Corn Prices Climb as China Commits to Biggest U.S. Ethanol Purchase Ever

FILE PHOTO: A truckload of corn is dumped into a chute at the Lincolnway Energy plant in the town of Nevada, Iowa, December 6, 2007. T REUTERS/Jason Reed (UNITED STATES)/File Photo
FILE PHOTO: A truckload of corn is dumped into a chute at the Lincolnway Energy plant in the town of Nevada, Iowa, December 6, 2007. T REUTERS/Jason Reed (UNITED STATES)/File Photo
(REUTERS/Jason Reed (UNITED STATES)/File Photo)

Corn prices climbed double digits on Tuesday. The market was fueled by news China made its biggest buy of corn in six months.

“53.5 million bushel corn buy all at once is the biggest sale that would have corn that we've had to China's since July,” says Arlan Suderman of Stonex Group. “It’s pretty significant and helps explain why we saw the big run up in prices on Monday with some follow through today.”

More than corn, China hinted at a historic ethanol purchase, committing to buy the most ethanol it’s ever bought in a year, and China says it will do so in the first six months of 2021.

During its investor call Tuesday, ADM’s CFO Ray Young said China bought roughly 200 million gallons of ethanol for the first half of 2021, a move Young said could bring optimism for ethanol’s recovery this year.

But just how big of a deal is China’s 200-million-gallon ethanol buy?
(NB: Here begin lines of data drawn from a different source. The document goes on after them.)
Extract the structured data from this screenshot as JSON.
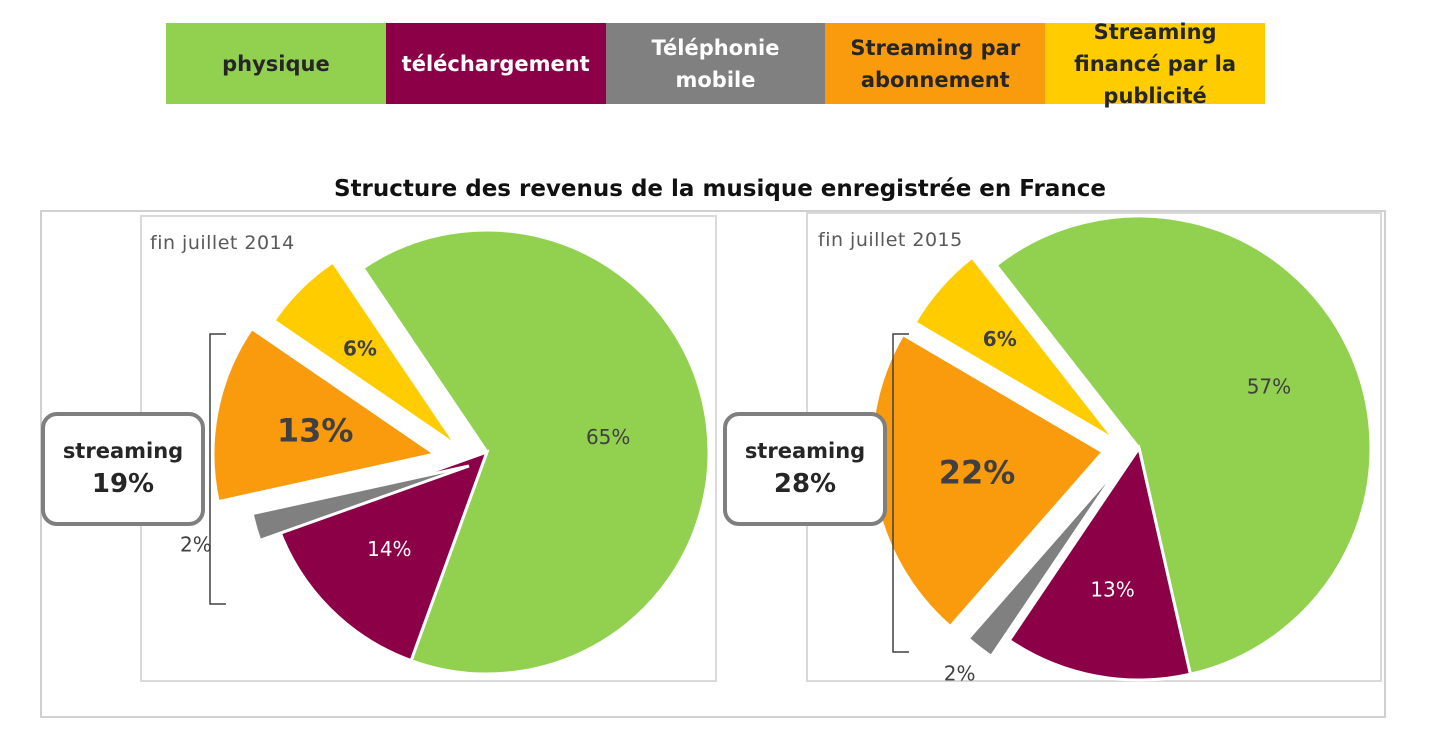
{
  "legend": [
    {
      "label": "physique",
      "color": "#92d050",
      "text_color": "#262626"
    },
    {
      "label": "téléchargement",
      "color": "#8b0046",
      "text_color": "#ffffff"
    },
    {
      "label": "Téléphonie mobile",
      "color": "#808080",
      "text_color": "#ffffff"
    },
    {
      "label": "Streaming par abonnement",
      "color": "#f99b0c",
      "text_color": "#262626"
    },
    {
      "label": "Streaming financé par la publicité",
      "color": "#ffcc00",
      "text_color": "#262626"
    }
  ],
  "title": "Structure des revenus de la musique enregistrée en France",
  "chart_data": [
    {
      "type": "pie",
      "label": "fin juillet 2014",
      "categories": [
        "physique",
        "téléchargement",
        "Téléphonie mobile",
        "Streaming par abonnement",
        "Streaming financé par la publicité"
      ],
      "values": [
        65,
        14,
        2,
        13,
        6
      ],
      "data_labels": [
        "65%",
        "14%",
        "2%",
        "13%",
        "6%"
      ],
      "exploded": [
        "Streaming par abonnement",
        "Streaming financé par la publicité",
        "Téléphonie mobile"
      ],
      "streaming_total": {
        "label": "streaming",
        "value": "19%"
      }
    },
    {
      "type": "pie",
      "label": "fin juillet 2015",
      "categories": [
        "physique",
        "téléchargement",
        "Téléphonie mobile",
        "Streaming par abonnement",
        "Streaming financé par la publicité"
      ],
      "values": [
        57,
        13,
        2,
        22,
        6
      ],
      "data_labels": [
        "57%",
        "13%",
        "2%",
        "22%",
        "6%"
      ],
      "exploded": [
        "Streaming par abonnement",
        "Streaming financé par la publicité",
        "Téléphonie mobile"
      ],
      "streaming_total": {
        "label": "streaming",
        "value": "28%"
      }
    }
  ]
}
If China follows through with shipments, it would be the biggest annual buy ever by China, and happen in just six months.
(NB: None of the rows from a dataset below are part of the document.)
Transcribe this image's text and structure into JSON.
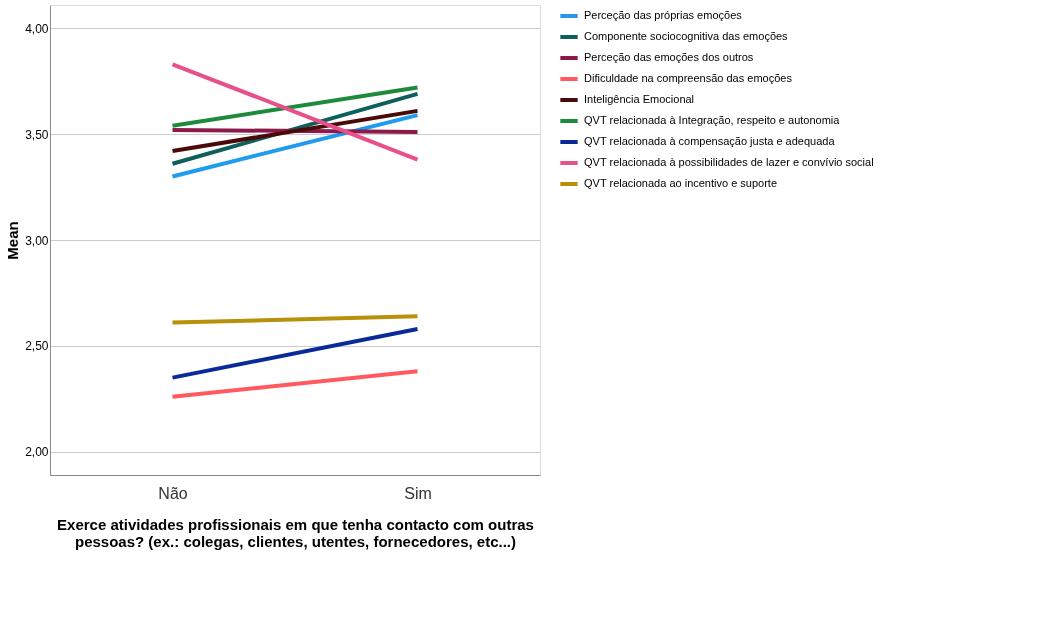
{
  "chart_data": {
    "type": "line",
    "xlabel": "Exerce atividades profissionais em que tenha contacto com outras pessoas? (ex.: colegas, clientes, utentes, fornecedores, etc...)",
    "ylabel": "Mean",
    "categories": [
      "Não",
      "Sim"
    ],
    "series": [
      {
        "name": "Perceção das próprias emoções",
        "color": "#1f9bef",
        "values": [
          3.3,
          3.59
        ]
      },
      {
        "name": "Componente sociocognitiva das emoções",
        "color": "#0f5f5c",
        "values": [
          3.36,
          3.69
        ]
      },
      {
        "name": "Perceção das emoções dos outros",
        "color": "#8b1a4a",
        "values": [
          3.52,
          3.51
        ]
      },
      {
        "name": "Dificuldade na compreensão das emoções",
        "color": "#ff5a5f",
        "values": [
          2.26,
          2.38
        ]
      },
      {
        "name": "Inteligência Emocional",
        "color": "#4a0a0a",
        "values": [
          3.42,
          3.61
        ]
      },
      {
        "name": "QVT relacionada à Integração, respeito e autonomia",
        "color": "#1e8a3c",
        "values": [
          3.54,
          3.72
        ]
      },
      {
        "name": "QVT relacionada à compensação justa e adequada",
        "color": "#0a2a9a",
        "values": [
          2.35,
          2.58
        ]
      },
      {
        "name": "QVT relacionada à possibilidades de lazer e convívio social",
        "color": "#e8508a",
        "values": [
          3.83,
          3.38
        ]
      },
      {
        "name": "QVT relacionada ao incentivo e suporte",
        "color": "#b8900a",
        "values": [
          2.61,
          2.64
        ]
      }
    ],
    "ylim": [
      1.89,
      4.11
    ],
    "yticks": [
      {
        "value": 2,
        "label": "2,00"
      },
      {
        "value": 2.5,
        "label": "2,50"
      },
      {
        "value": 3,
        "label": "3,00"
      },
      {
        "value": 3.5,
        "label": "3,50"
      },
      {
        "value": 4,
        "label": "4,00"
      }
    ],
    "grid": "y",
    "legend": "right",
    "marker": "none",
    "line_style": "solid"
  }
}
“This would be a significant purchase,” says Ed Hubbard, general counsel and vice president of government affairs with the Renewable Fuels Association (RFA). “It would be something that would shake the industry up. The challenge, though, is that we have to wait and see whether or not it actually materializes.”

Hubbard says the last time China purchased close to this much ethanol was in 2017, when its annual purchases amounted to 198.1 million gallons.

“We were seeing volumes from starting in 2013, rising from about 23 million gallons to about 50 million gallons and then by 2017, they peaked at 198.1 million gallons,” he says. “We just topped it with this commitment, which is huge. I mean, 2017 was a peak, and now China has the potential to be our number one, two or three market. This is key for the industry, it's something to be positive about. “


Suderman says historically, China was a major purchaser of U.S. ethanol. Ethanol buys from China started revving up in 2013.  

“They've had quite a history of buying ethanol. And then that all started to shut down a few years ago, and particularly with the trade war, that was one of the things that I was really watching after the Phase One trade agreement. I thought if they're really serious about that trade agreement, we would see some of the barriers to importing ethanol and distillers grains be lifted. We still have not seen the barriers to distillers grain [lifted], it is good to see some of the ethanol and I think it's an indication of the high price corn that they have in China now, that they're trying to cut back on industrial demand in order to save for feed demand. “

Demand will be key. Hubbard agrees China’s commitment signals the demand in China is strong, and could also hint at China’s eagerness to live up to its Phase One trade promises.

“This is something significant,” says Hubbard. “This is a firm commitment to purchase 200 million gallons within the first half of the year. And it is consistent with the Phase One agreement. This is actually something that that we would have liked to have seen earlier last year, but we do think that one of the big obstacles of these transactions will be to convert the purchase commitments to shipments.”

More Buys on the Way?

China is committing to these purchases as ethanol still faces early 50% tariff heading into China. Despite the tariffs still in place, could more buys be on the way? The ethanol industry is hopeful.

“200 million gallons would be the biggest purchase in any year,” says Hubbard. “And that’s just a commitment for the first half of 2021. So, theoretically, if we see further purchases after you know, this 200 million initial purchase for 2021, then it will soar past obviously, there's a great possibility it'll soar past previous records.”

Hubbard thinks it’s no coincidence that this large purchase comes on the heels of the Biden inauguration last week. Suderman also thinks the timing is key.

“I think one of the big questions has been will China test the Biden administration as they test many administrations when they come in,” says Suderman. “It looks like they're starting off with throwing the Biden administration a carrot. It looks like they’re going make some purchases of ethanol, which were rumored last week already, and also a big purchase of corn to try to influence the Biden administration in a positively.”